The Berlin Biennale was begun by art world mega-personalities Klaus Biesenbach, Hans-Ulrich Obrist, and Nancy Spector in 1998 to great acclaim; so much so that it is now underwritten by the German government. It has become one of the most valuable surveys of contemporary political art. Artists and art professionals from around the world travel the global circuit of biennials and art fairs and expect a spectacle.
But Juan A. Gaitán’s exhibition is an intentional letdown. Extremely restrained, and focused on groups of small drawings and studies, it adopts the most traditional museological presentation and language, and presents works that are prepositions rather than statements. Without a guide, this Biennale can be boring. Yet it is nonetheless politically charged. The three exhibitions that comprise this year’s event are remarkable in their introspective silence, which Gaitán sees as a refusal of the totalitarian ideals enabled by the scale, spectacle and deliberate exoticism of the typical biennale format.

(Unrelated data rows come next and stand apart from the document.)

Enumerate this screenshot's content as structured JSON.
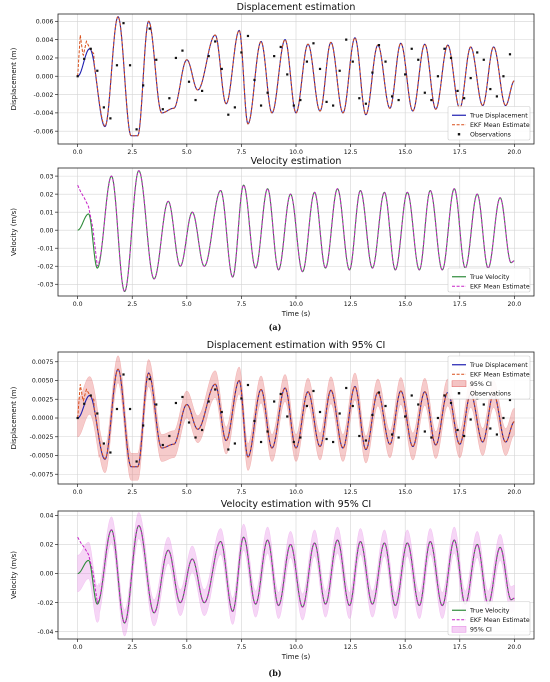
{
  "panel_labels": [
    "(a)",
    "(b)"
  ],
  "colors": {
    "true_disp": "#1f1fb0",
    "ekf_disp": "#d94f1a",
    "obs": "#111111",
    "ci_disp": "#e46a6a",
    "true_vel": "#2e8b3a",
    "ekf_vel": "#c724c7",
    "ci_vel": "#e58ae5"
  },
  "chart_data": [
    {
      "type": "line",
      "title": "Displacement estimation",
      "xlabel": "Time (s)",
      "ylabel": "Displacement (m)",
      "xlim": [
        -0.9,
        20.9
      ],
      "ylim": [
        -0.0074,
        0.0068
      ],
      "xticks": [
        0,
        2.5,
        5,
        7.5,
        10,
        12.5,
        15,
        17.5,
        20
      ],
      "xtick_labels": [
        "0.0",
        "2.5",
        "5.0",
        "7.5",
        "10.0",
        "12.5",
        "15.0",
        "17.5",
        "20.0"
      ],
      "yticks": [
        -0.006,
        -0.004,
        -0.002,
        0,
        0.002,
        0.004,
        0.006
      ],
      "ytick_labels": [
        "-0.006",
        "-0.004",
        "-0.002",
        "0.000",
        "0.002",
        "0.004",
        "0.006"
      ],
      "grid": true,
      "show_xlabel": false,
      "legend": {
        "position": "bottom-right",
        "entries": [
          {
            "label": "True Displacement",
            "kind": "line",
            "color": "#1f1fb0"
          },
          {
            "label": "EKF Mean Estimate",
            "kind": "dashed",
            "color": "#d94f1a"
          },
          {
            "label": "Observations",
            "kind": "marker",
            "color": "#111111"
          }
        ]
      },
      "series": [
        {
          "name": "True Displacement",
          "kind": "truth_disp",
          "color": "#1f1fb0"
        },
        {
          "name": "EKF Mean Estimate",
          "kind": "ekf_disp",
          "color": "#d94f1a"
        },
        {
          "name": "Observations",
          "kind": "obs",
          "color": "#111111"
        }
      ],
      "observations": {
        "t": [
          0,
          0.3,
          0.6,
          0.9,
          1.2,
          1.5,
          1.8,
          2.1,
          2.4,
          2.7,
          3.0,
          3.3,
          3.6,
          3.9,
          4.2,
          4.5,
          4.8,
          5.1,
          5.4,
          5.7,
          6.0,
          6.3,
          6.6,
          6.9,
          7.2,
          7.5,
          7.8,
          8.1,
          8.4,
          8.7,
          9.0,
          9.3,
          9.6,
          9.9,
          10.2,
          10.5,
          10.8,
          11.1,
          11.4,
          11.7,
          12.0,
          12.3,
          12.6,
          12.9,
          13.2,
          13.5,
          13.8,
          14.1,
          14.4,
          14.7,
          15.0,
          15.3,
          15.6,
          15.9,
          16.2,
          16.5,
          16.8,
          17.1,
          17.4,
          17.7,
          18.0,
          18.3,
          18.6,
          18.9,
          19.2,
          19.5,
          19.8
        ],
        "y": [
          0.0,
          0.0019,
          0.003,
          0.0006,
          -0.0034,
          -0.0046,
          0.0012,
          0.0058,
          0.0012,
          -0.0058,
          -0.001,
          0.0052,
          0.0018,
          -0.0036,
          -0.0024,
          0.002,
          0.0028,
          -0.0006,
          -0.0026,
          -0.0016,
          0.0022,
          0.0038,
          0.0008,
          -0.0042,
          -0.0034,
          0.0026,
          0.0044,
          -0.0004,
          -0.0032,
          -0.0018,
          0.0022,
          0.0032,
          0.0002,
          -0.0032,
          -0.0026,
          0.0016,
          0.0036,
          0.0008,
          -0.0028,
          -0.0032,
          0.0006,
          0.004,
          0.0016,
          -0.0024,
          -0.003,
          0.0004,
          0.0034,
          0.0016,
          -0.0022,
          -0.0026,
          0.0002,
          0.003,
          0.0018,
          -0.0018,
          -0.0026,
          0.0,
          0.003,
          0.002,
          -0.0016,
          -0.0024,
          -0.0002,
          0.0026,
          0.0018,
          -0.0014,
          -0.0022,
          0.0,
          0.0024
        ]
      }
    },
    {
      "type": "line",
      "title": "Velocity estimation",
      "xlabel": "Time (s)",
      "ylabel": "Velocity (m/s)",
      "xlim": [
        -0.9,
        20.9
      ],
      "ylim": [
        -0.0365,
        0.0345
      ],
      "xticks": [
        0,
        2.5,
        5,
        7.5,
        10,
        12.5,
        15,
        17.5,
        20
      ],
      "xtick_labels": [
        "0.0",
        "2.5",
        "5.0",
        "7.5",
        "10.0",
        "12.5",
        "15.0",
        "17.5",
        "20.0"
      ],
      "yticks": [
        -0.03,
        -0.02,
        -0.01,
        0,
        0.01,
        0.02,
        0.03
      ],
      "ytick_labels": [
        "-0.03",
        "-0.02",
        "-0.01",
        "0.00",
        "0.01",
        "0.02",
        "0.03"
      ],
      "grid": true,
      "show_xlabel": true,
      "legend": {
        "position": "bottom-right",
        "entries": [
          {
            "label": "True Velocity",
            "kind": "line",
            "color": "#2e8b3a"
          },
          {
            "label": "EKF Mean Estimate",
            "kind": "dashed",
            "color": "#c724c7"
          }
        ]
      },
      "series": [
        {
          "name": "True Velocity",
          "kind": "truth_vel",
          "color": "#2e8b3a"
        },
        {
          "name": "EKF Mean Estimate",
          "kind": "ekf_vel",
          "color": "#c724c7"
        }
      ]
    },
    {
      "type": "line",
      "title": "Displacement estimation with 95% CI",
      "xlabel": "Time (s)",
      "ylabel": "Displacement (m)",
      "xlim": [
        -0.9,
        20.9
      ],
      "ylim": [
        -0.0088,
        0.0088
      ],
      "xticks": [
        0,
        2.5,
        5,
        7.5,
        10,
        12.5,
        15,
        17.5,
        20
      ],
      "xtick_labels": [
        "0.0",
        "2.5",
        "5.0",
        "7.5",
        "10.0",
        "12.5",
        "15.0",
        "17.5",
        "20.0"
      ],
      "yticks": [
        -0.0075,
        -0.005,
        -0.0025,
        0,
        0.0025,
        0.005,
        0.0075
      ],
      "ytick_labels": [
        "-0.0075",
        "-0.0050",
        "-0.0025",
        "0.0000",
        "0.0025",
        "0.0050",
        "0.0075"
      ],
      "grid": true,
      "show_xlabel": false,
      "legend": {
        "position": "top-right",
        "entries": [
          {
            "label": "True Displacement",
            "kind": "line",
            "color": "#1f1fb0"
          },
          {
            "label": "EKF Mean Estimate",
            "kind": "dashed",
            "color": "#d94f1a"
          },
          {
            "label": "95% CI",
            "kind": "patch",
            "color": "#e46a6a"
          },
          {
            "label": "Observations",
            "kind": "marker",
            "color": "#111111"
          }
        ]
      },
      "series": [
        {
          "name": "95% CI",
          "kind": "ci_disp",
          "color": "#e46a6a"
        },
        {
          "name": "True Displacement",
          "kind": "truth_disp",
          "color": "#1f1fb0"
        },
        {
          "name": "EKF Mean Estimate",
          "kind": "ekf_disp",
          "color": "#d94f1a"
        },
        {
          "name": "Observations",
          "kind": "obs",
          "color": "#111111"
        }
      ],
      "observations": {
        "t": [
          0,
          0.3,
          0.6,
          0.9,
          1.2,
          1.5,
          1.8,
          2.1,
          2.4,
          2.7,
          3.0,
          3.3,
          3.6,
          3.9,
          4.2,
          4.5,
          4.8,
          5.1,
          5.4,
          5.7,
          6.0,
          6.3,
          6.6,
          6.9,
          7.2,
          7.5,
          7.8,
          8.1,
          8.4,
          8.7,
          9.0,
          9.3,
          9.6,
          9.9,
          10.2,
          10.5,
          10.8,
          11.1,
          11.4,
          11.7,
          12.0,
          12.3,
          12.6,
          12.9,
          13.2,
          13.5,
          13.8,
          14.1,
          14.4,
          14.7,
          15.0,
          15.3,
          15.6,
          15.9,
          16.2,
          16.5,
          16.8,
          17.1,
          17.4,
          17.7,
          18.0,
          18.3,
          18.6,
          18.9,
          19.2,
          19.5,
          19.8
        ],
        "y": [
          0.0,
          0.0019,
          0.003,
          0.0006,
          -0.0034,
          -0.0046,
          0.0012,
          0.0058,
          0.0012,
          -0.0058,
          -0.001,
          0.0052,
          0.0018,
          -0.0036,
          -0.0024,
          0.002,
          0.0028,
          -0.0006,
          -0.0026,
          -0.0016,
          0.0022,
          0.0038,
          0.0008,
          -0.0042,
          -0.0034,
          0.0026,
          0.0044,
          -0.0004,
          -0.0032,
          -0.0018,
          0.0022,
          0.0032,
          0.0002,
          -0.0032,
          -0.0026,
          0.0016,
          0.0036,
          0.0008,
          -0.0028,
          -0.0032,
          0.0006,
          0.004,
          0.0016,
          -0.0024,
          -0.003,
          0.0004,
          0.0034,
          0.0016,
          -0.0022,
          -0.0026,
          0.0002,
          0.003,
          0.0018,
          -0.0018,
          -0.0026,
          0.0,
          0.003,
          0.002,
          -0.0016,
          -0.0024,
          -0.0002,
          0.0026,
          0.0018,
          -0.0014,
          -0.0022,
          0.0,
          0.0024
        ]
      }
    },
    {
      "type": "line",
      "title": "Velocity estimation with 95% CI",
      "xlabel": "Time (s)",
      "ylabel": "Velocity (m/s)",
      "xlim": [
        -0.9,
        20.9
      ],
      "ylim": [
        -0.045,
        0.043
      ],
      "xticks": [
        0,
        2.5,
        5,
        7.5,
        10,
        12.5,
        15,
        17.5,
        20
      ],
      "xtick_labels": [
        "0.0",
        "2.5",
        "5.0",
        "7.5",
        "10.0",
        "12.5",
        "15.0",
        "17.5",
        "20.0"
      ],
      "yticks": [
        -0.04,
        -0.02,
        0,
        0.02,
        0.04
      ],
      "ytick_labels": [
        "-0.04",
        "-0.02",
        "0.00",
        "0.02",
        "0.04"
      ],
      "grid": true,
      "show_xlabel": true,
      "legend": {
        "position": "bottom-right",
        "entries": [
          {
            "label": "True Velocity",
            "kind": "line",
            "color": "#2e8b3a"
          },
          {
            "label": "EKF Mean Estimate",
            "kind": "dashed",
            "color": "#c724c7"
          },
          {
            "label": "95% CI",
            "kind": "patch",
            "color": "#e58ae5"
          }
        ]
      },
      "series": [
        {
          "name": "95% CI",
          "kind": "ci_vel",
          "color": "#e58ae5"
        },
        {
          "name": "True Velocity",
          "kind": "truth_vel",
          "color": "#2e8b3a"
        },
        {
          "name": "EKF Mean Estimate",
          "kind": "ekf_vel",
          "color": "#c724c7"
        }
      ]
    }
  ],
  "signal": {
    "disp_peaks": {
      "t": [
        0,
        0.55,
        1.25,
        1.85,
        2.45,
        2.75,
        3.25,
        3.85,
        4.4,
        5.0,
        5.5,
        6.3,
        6.8,
        7.4,
        7.8,
        8.4,
        8.9,
        9.5,
        10.0,
        10.55,
        11.1,
        11.6,
        12.15,
        12.7,
        13.2,
        13.75,
        14.3,
        14.8,
        15.35,
        15.9,
        16.4,
        16.95,
        17.5,
        18.0,
        18.55,
        19.05,
        19.6,
        20.0
      ],
      "y": [
        0,
        0.003,
        -0.0055,
        0.0065,
        -0.0065,
        -0.0065,
        0.006,
        -0.004,
        -0.0035,
        0.0018,
        -0.0015,
        0.0045,
        -0.003,
        0.005,
        -0.0052,
        0.0038,
        -0.004,
        0.004,
        -0.004,
        0.0035,
        -0.0038,
        0.0037,
        -0.004,
        0.0042,
        -0.0042,
        0.0034,
        -0.0035,
        0.0036,
        -0.0038,
        0.0035,
        -0.0036,
        0.0034,
        -0.0035,
        0.0032,
        -0.0032,
        0.0032,
        -0.0032,
        -0.0005
      ]
    },
    "vel_peaks": {
      "t": [
        0,
        0.5,
        0.9,
        1.55,
        2.15,
        2.8,
        3.5,
        4.15,
        4.7,
        5.25,
        5.8,
        6.55,
        7.1,
        7.6,
        8.15,
        8.7,
        9.2,
        9.75,
        10.3,
        10.85,
        11.35,
        11.9,
        12.45,
        12.95,
        13.5,
        14.05,
        14.55,
        15.1,
        15.65,
        16.15,
        16.7,
        17.25,
        17.75,
        18.3,
        18.8,
        19.35,
        19.85,
        20.0
      ],
      "y": [
        0,
        0.009,
        -0.021,
        0.03,
        -0.034,
        0.033,
        -0.027,
        0.016,
        -0.02,
        0.01,
        -0.02,
        0.022,
        -0.026,
        0.025,
        -0.021,
        0.023,
        -0.022,
        0.02,
        -0.023,
        0.021,
        -0.021,
        0.023,
        -0.022,
        0.022,
        -0.021,
        0.021,
        -0.022,
        0.021,
        -0.022,
        0.022,
        -0.022,
        0.023,
        -0.021,
        0.02,
        -0.021,
        0.018,
        -0.018,
        -0.017
      ]
    },
    "ekf_disp_start": {
      "t": [
        0,
        0.12,
        0.25,
        0.4,
        0.55,
        0.75
      ],
      "y": [
        0,
        0.0045,
        0.0022,
        0.0038,
        0.0031,
        0.0024
      ]
    },
    "ekf_vel_start": {
      "t": [
        0,
        0.15,
        0.3,
        0.5,
        0.7,
        0.9
      ],
      "y": [
        0.025,
        0.021,
        0.018,
        0.013,
        0.001,
        -0.02
      ]
    },
    "ci_disp_halfwidth": 0.0018,
    "ci_vel_halfwidth": 0.009
  }
}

Gaitán also attempts to address the changing landscape of the city of Berlin itself, exploring how gentrification is dispersing artistic activity from the centre – Mitte, where the KW remains the headquarters of the Biennale – to the periphery, where Gaitán has created two more quiet exhibitions: one within the city’s ethnological museum, Dahlem, the other at a private villa at Waldsee. Though near one another, the two auxiliary locations are over 40 minutes by public transit away from the KW, so that international visitors must travel to two distant and likely unfamiliar neighbourhoods. The viewer is forced to be patient, to explore outside the traditional (read: tourist) view of Berlin.

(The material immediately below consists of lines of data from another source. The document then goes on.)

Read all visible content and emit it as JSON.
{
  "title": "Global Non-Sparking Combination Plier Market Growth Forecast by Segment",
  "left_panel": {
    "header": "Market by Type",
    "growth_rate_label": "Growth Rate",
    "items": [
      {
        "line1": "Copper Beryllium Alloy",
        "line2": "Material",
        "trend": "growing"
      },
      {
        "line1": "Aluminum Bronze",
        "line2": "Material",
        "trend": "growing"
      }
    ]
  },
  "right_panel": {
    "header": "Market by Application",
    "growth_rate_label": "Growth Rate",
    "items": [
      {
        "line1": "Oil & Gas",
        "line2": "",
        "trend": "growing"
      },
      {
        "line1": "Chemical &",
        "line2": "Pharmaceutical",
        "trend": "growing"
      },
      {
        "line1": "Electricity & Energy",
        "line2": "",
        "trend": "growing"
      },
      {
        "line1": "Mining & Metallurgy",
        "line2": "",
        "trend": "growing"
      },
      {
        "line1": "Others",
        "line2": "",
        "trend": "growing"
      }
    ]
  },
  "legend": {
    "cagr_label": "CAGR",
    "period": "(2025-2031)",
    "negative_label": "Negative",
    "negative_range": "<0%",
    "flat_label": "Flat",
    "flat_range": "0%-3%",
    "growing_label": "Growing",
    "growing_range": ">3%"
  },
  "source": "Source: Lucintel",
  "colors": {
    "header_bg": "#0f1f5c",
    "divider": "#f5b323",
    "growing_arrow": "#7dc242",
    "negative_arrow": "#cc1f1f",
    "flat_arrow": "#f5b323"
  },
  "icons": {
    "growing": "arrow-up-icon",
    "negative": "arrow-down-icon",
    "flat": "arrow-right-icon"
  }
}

At Dahlem, the contemporary art installations are staged throughout the museum, giving the viewer the opportunity to detour through ethnological history rather than continue with the Biennale. Similarly, the Haus am Waldsee’s stunning grounds, which open onto one of the city’s most beautiful lakes, provide another distraction. This meandering experience, moving from contemporary art to history, from culture to nature, from Prussian to Modernist architecture, from city centre to suburb, puts the viewer in the role of the wandering urban flaneur.

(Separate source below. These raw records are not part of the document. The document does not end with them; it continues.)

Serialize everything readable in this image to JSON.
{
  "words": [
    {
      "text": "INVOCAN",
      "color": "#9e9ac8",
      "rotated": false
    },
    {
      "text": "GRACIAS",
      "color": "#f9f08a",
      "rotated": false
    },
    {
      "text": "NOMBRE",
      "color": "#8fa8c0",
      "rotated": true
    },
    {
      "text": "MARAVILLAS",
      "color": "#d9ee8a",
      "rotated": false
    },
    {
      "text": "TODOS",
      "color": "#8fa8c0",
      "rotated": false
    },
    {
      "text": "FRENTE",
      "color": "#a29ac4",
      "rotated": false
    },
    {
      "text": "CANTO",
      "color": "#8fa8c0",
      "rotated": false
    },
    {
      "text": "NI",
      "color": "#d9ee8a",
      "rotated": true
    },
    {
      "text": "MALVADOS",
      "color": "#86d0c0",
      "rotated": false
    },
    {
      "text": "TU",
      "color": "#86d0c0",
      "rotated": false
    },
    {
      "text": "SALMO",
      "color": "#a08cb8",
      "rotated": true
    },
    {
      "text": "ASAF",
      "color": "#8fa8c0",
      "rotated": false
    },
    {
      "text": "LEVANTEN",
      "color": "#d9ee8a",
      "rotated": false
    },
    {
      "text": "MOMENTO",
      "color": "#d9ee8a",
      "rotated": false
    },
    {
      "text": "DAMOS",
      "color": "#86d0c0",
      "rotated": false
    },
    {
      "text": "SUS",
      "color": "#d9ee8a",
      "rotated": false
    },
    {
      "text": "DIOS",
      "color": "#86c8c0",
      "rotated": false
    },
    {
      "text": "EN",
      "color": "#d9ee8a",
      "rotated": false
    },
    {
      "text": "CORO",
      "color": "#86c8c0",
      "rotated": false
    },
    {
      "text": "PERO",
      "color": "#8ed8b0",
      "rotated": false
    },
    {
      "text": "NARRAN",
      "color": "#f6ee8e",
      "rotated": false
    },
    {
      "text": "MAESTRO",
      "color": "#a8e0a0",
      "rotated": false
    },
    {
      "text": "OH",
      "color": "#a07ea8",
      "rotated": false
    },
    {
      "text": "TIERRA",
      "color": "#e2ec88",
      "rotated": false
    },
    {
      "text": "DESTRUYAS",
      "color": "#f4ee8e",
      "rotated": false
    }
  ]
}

No linear narrative guides viewers through the Biennale. The works at first appear unrelated, other than by their provisional aesthetic qualities. Rather than being didactic, the works are simply allowed to ‘be there.’ Perhaps the most telling project is Gaitán’s Crash Pad, a room lined with oriental carpets on the walls and floor, with various platforms upon which to sit and lounge, based on Greece’s complex history with the Ottoman Empire. It was designed by architect Andreas Angelidakis, and
serves as a site for talks, casual meetings, symposia, and other tangential activities, including just hanging out, which Gaitán says he often has during his two-year residency in Berlin.